Одному из этих наших отрядов-преследователей, вырвавшемуся далеко вперед от целого корпуса, удалось подойти чуть ли не к самой переправе, - от нее отделяли наших всего какие-нибудь полверсты или около этого. Вот на этих-то смельчаков нескольких рот стрелковой пехоты и сыпался не переставая дождь свинца и град снарядов с занятой неприятелем, чрезвычайно удобной на горе позиции.

Весь последний день прошел тревожно. С самого раннего утра до быстрых и темных сумерек гремела не умолкая неприятельская канонада. Ей отвечали с русских позиций пулеметным и ружейным огнем. От непрерывной орудийной пальбы, казалось, сотрясалась земля. То и дело показывались то здесь, то там, белые облачка, и с воем, свистом и треском рвалась над нашими окопами неприятельская шрапнель. Щелкали в ответ сухие ружейные выстрелы, безостановочно гремели дружные залпы, трещали пулеметы. Прилегавшая к русским позициям местность была сплошь покрыта болотом, на вязкой почве которого не было никакой возможности уставить тяжелых орудий, чтобы принять с равной силой вызов неприятельских батарей. Поневоле приходилось ограничиваться одной ружейной и пулеметной стрельбой. С наступлением ночи, наконец, замолчали смертоносные орудия на горе. Замолчала и ответная ружейная стрельба на наших позициях. Измученные в обоих лагерях люди могли передохнуть до наступления рассвета.

Павел Павлович Любавин, находившийся со своей ротой вместе с другими тремя ротами Н-ского стрелкового полка на передовых позициях, прежде, нежели позволить себе воспользоваться коротким отдыхом, обошел окопы, где находились его стрелки.

Павел Павлович был сильно встревожен убылью людей в свой команде, каждый солдат которой был ему дорог, как родной брат. Невеселые мысли устало кружились в его измученной голове. На завтра было необходимо ударить в штыки на неприятеля, засевшего на вершине горы со своей артиллерией.
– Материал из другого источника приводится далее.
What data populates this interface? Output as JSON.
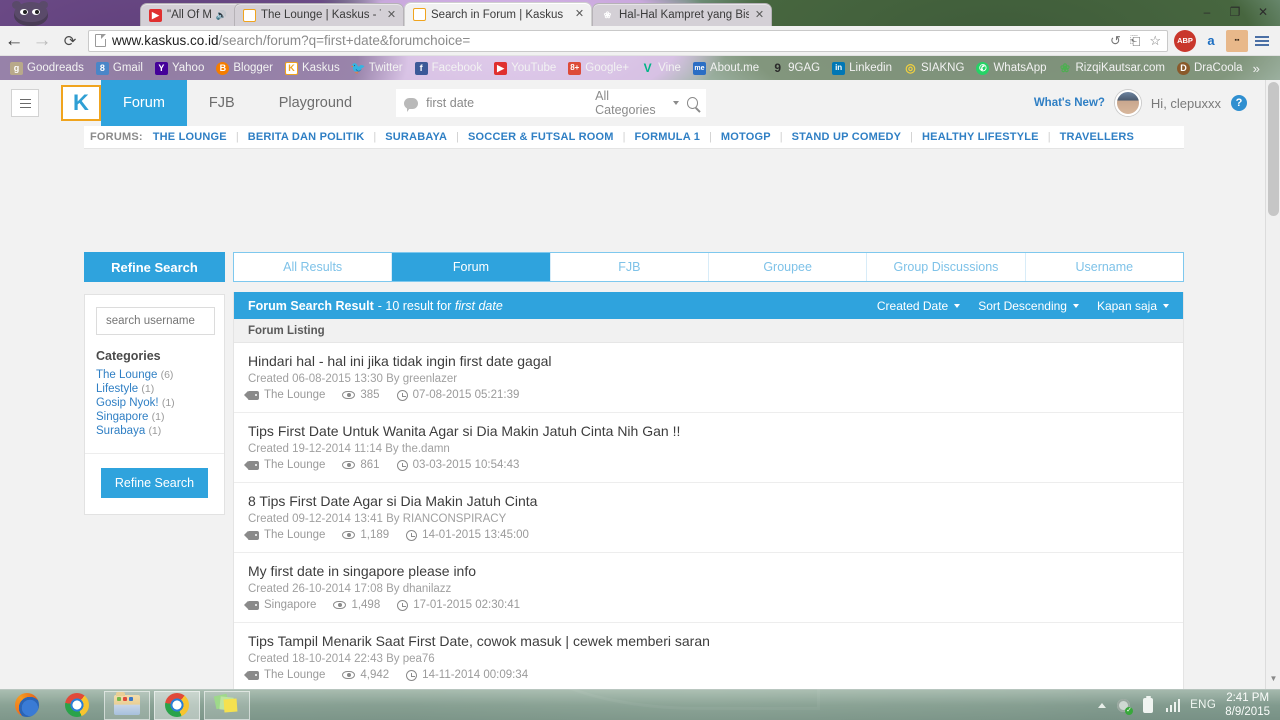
{
  "window": {
    "minimize": "–",
    "maximize": "❐",
    "close": "✕"
  },
  "browser": {
    "tabs": [
      {
        "label": "\"All Of Me\" - John Legend",
        "favicon": "youtube-icon",
        "muted": true,
        "active": false
      },
      {
        "label": "The Lounge | Kaskus - The La",
        "favicon": "kaskus-icon",
        "muted": false,
        "active": false
      },
      {
        "label": "Search in Forum | Kaskus ",
        "favicon": "kaskus-icon",
        "muted": false,
        "active": true
      },
      {
        "label": "Hal-Hal Kampret yang Bis",
        "favicon": "leaf-icon",
        "muted": false,
        "active": false
      }
    ],
    "nav": {
      "back": "←",
      "forward": "→",
      "reload": "⟳"
    },
    "url": {
      "host": "www.kaskus.co.id",
      "path": "/search/forum?q=first+date&forumchoice="
    },
    "omnibox_right": {
      "history": "↺",
      "translate": "⎗",
      "bookmark": "☆"
    },
    "extensions": [
      {
        "name": "adblock-plus-icon",
        "label": "ABP"
      },
      {
        "name": "amazon-assistant-icon",
        "label": "a"
      },
      {
        "name": "box-extension-icon",
        "label": ""
      }
    ],
    "bookmarks": [
      {
        "label": "Goodreads",
        "icon": "g",
        "color": "#b8a98a"
      },
      {
        "label": "Gmail",
        "icon": "8",
        "color": "#4a86c8"
      },
      {
        "label": "Yahoo",
        "icon": "Y",
        "color": "#440099"
      },
      {
        "label": "Blogger",
        "icon": "B",
        "color": "#f57d00"
      },
      {
        "label": "Kaskus",
        "icon": "K",
        "color": "#f0a41e"
      },
      {
        "label": "Twitter",
        "icon": "t",
        "color": "#55acee"
      },
      {
        "label": "Facebook",
        "icon": "f",
        "color": "#3b5998"
      },
      {
        "label": "YouTube",
        "icon": "▶",
        "color": "#e02f2f"
      },
      {
        "label": "Google+",
        "icon": "8+",
        "color": "#dd4b39"
      },
      {
        "label": "Vine",
        "icon": "V",
        "color": "#00b488"
      },
      {
        "label": "About.me",
        "icon": "me",
        "color": "#2b6ec4"
      },
      {
        "label": "9GAG",
        "icon": "9",
        "color": "#2b2b2b"
      },
      {
        "label": "Linkedin",
        "icon": "in",
        "color": "#0077b5"
      },
      {
        "label": "SIAKNG",
        "icon": "◎",
        "color": "#f0d040"
      },
      {
        "label": "WhatsApp",
        "icon": "✆",
        "color": "#25d366"
      },
      {
        "label": "RizqiKautsar.com",
        "icon": "✿",
        "color": "#4caf50"
      },
      {
        "label": "DraCoola",
        "icon": "D",
        "color": "#8a5a2b"
      }
    ],
    "bookmarks_overflow": "»"
  },
  "site": {
    "menu_icon": "hamburger-icon",
    "logo_text": "K",
    "nav": [
      {
        "label": "Forum",
        "active": true
      },
      {
        "label": "FJB",
        "active": false
      },
      {
        "label": "Playground",
        "active": false
      }
    ],
    "search": {
      "value": "first date",
      "placeholder": "first date",
      "category_label": "All Categories"
    },
    "whats_new": "What's New?",
    "greeting": "Hi, clepuxxx",
    "help": "?"
  },
  "forums_strip": {
    "label": "FORUMS:",
    "links": [
      "THE LOUNGE",
      "BERITA DAN POLITIK",
      "SURABAYA",
      "SOCCER & FUTSAL ROOM",
      "FORMULA 1",
      "MOTOGP",
      "STAND UP COMEDY",
      "HEALTHY LIFESTYLE",
      "TRAVELLERS"
    ],
    "separator": "|"
  },
  "refine_button": "Refine Search",
  "result_tabs": [
    {
      "label": "All Results",
      "active": false
    },
    {
      "label": "Forum",
      "active": true
    },
    {
      "label": "FJB",
      "active": false
    },
    {
      "label": "Groupee",
      "active": false
    },
    {
      "label": "Group Discussions",
      "active": false
    },
    {
      "label": "Username",
      "active": false
    }
  ],
  "sidebar": {
    "username_placeholder": "search username",
    "username_value": "",
    "categories_title": "Categories",
    "categories": [
      {
        "label": "The Lounge",
        "count": "(6)"
      },
      {
        "label": "Lifestyle",
        "count": "(1)"
      },
      {
        "label": "Gosip Nyok!",
        "count": "(1)"
      },
      {
        "label": "Singapore",
        "count": "(1)"
      },
      {
        "label": "Surabaya",
        "count": "(1)"
      }
    ],
    "refine_button": "Refine Search"
  },
  "results": {
    "header_title": "Forum Search Result",
    "header_sub_prefix": "- 10 result for ",
    "header_query": "first date",
    "sorts": [
      {
        "label": "Created Date"
      },
      {
        "label": "Sort Descending"
      },
      {
        "label": "Kapan saja"
      }
    ],
    "listing_header": "Forum Listing",
    "items": [
      {
        "title": "Hindari hal - hal ini jika tidak ingin first date gagal",
        "meta": "Created 06-08-2015 13:30 By greenlazer",
        "forum": "The Lounge",
        "views": "385",
        "last": "07-08-2015 05:21:39"
      },
      {
        "title": "Tips First Date Untuk Wanita Agar si Dia Makin Jatuh Cinta Nih Gan !!",
        "meta": "Created 19-12-2014 11:14 By the.damn",
        "forum": "The Lounge",
        "views": "861",
        "last": "03-03-2015 10:54:43"
      },
      {
        "title": "8 Tips First Date Agar si Dia Makin Jatuh Cinta",
        "meta": "Created 09-12-2014 13:41 By RIANCONSPIRACY",
        "forum": "The Lounge",
        "views": "1,189",
        "last": "14-01-2015 13:45:00"
      },
      {
        "title": "My first date in singapore please info",
        "meta": "Created 26-10-2014 17:08 By dhanilazz",
        "forum": "Singapore",
        "views": "1,498",
        "last": "17-01-2015 02:30:41"
      },
      {
        "title": "Tips Tampil Menarik Saat First Date, cowok masuk | cewek memberi saran",
        "meta": "Created 18-10-2014 22:43 By pea76",
        "forum": "The Lounge",
        "views": "4,942",
        "last": "14-11-2014 00:09:34"
      }
    ]
  },
  "taskbar": {
    "items": [
      {
        "name": "firefox-taskbar-icon",
        "boxed": false,
        "active": false
      },
      {
        "name": "chrome-taskbar-icon",
        "boxed": false,
        "active": false
      },
      {
        "name": "file-explorer-taskbar-icon",
        "boxed": true,
        "active": false
      },
      {
        "name": "chrome-window-taskbar-icon",
        "boxed": true,
        "active": true
      },
      {
        "name": "sticky-notes-taskbar-icon",
        "boxed": true,
        "active": false
      }
    ],
    "tray": {
      "show_hidden": "▲",
      "network": "network-icon",
      "battery": "battery-icon",
      "signal": "signal-icon",
      "language": "ENG",
      "time": "2:41 PM",
      "date": "8/9/2015"
    }
  },
  "colors": {
    "accent": "#2fa3dd",
    "link": "#2f7fc4",
    "logo_border": "#f0a41e",
    "page_bg": "#f2f2f2"
  }
}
Это было далеко не легким делом, a с точки зрения опытного офицера, пожалуй, даже и невозможным, ввиду полного отсутствия на нашей стороне орудий, которые облегчили бы штыковую атаку. A так, при настоящем положении дела, героям-солдатикам придется перебегать все огромное поле, отделяющее их от австрийцев, под градом снарядов, и вряд ли достигнут они при таких обстоятельствах хоть сколько-нибудь благоприятного результата. Необходимо было, значит, нынче же ночью просить подкрепления y главного начальства в виде хотя бы одной батареи тяжелых орудий. Но прежде всего должно было найти такое удобное для ее постановки место, откуда можно было бы более или менее безнаказанно разить неприятельские орудия на горе.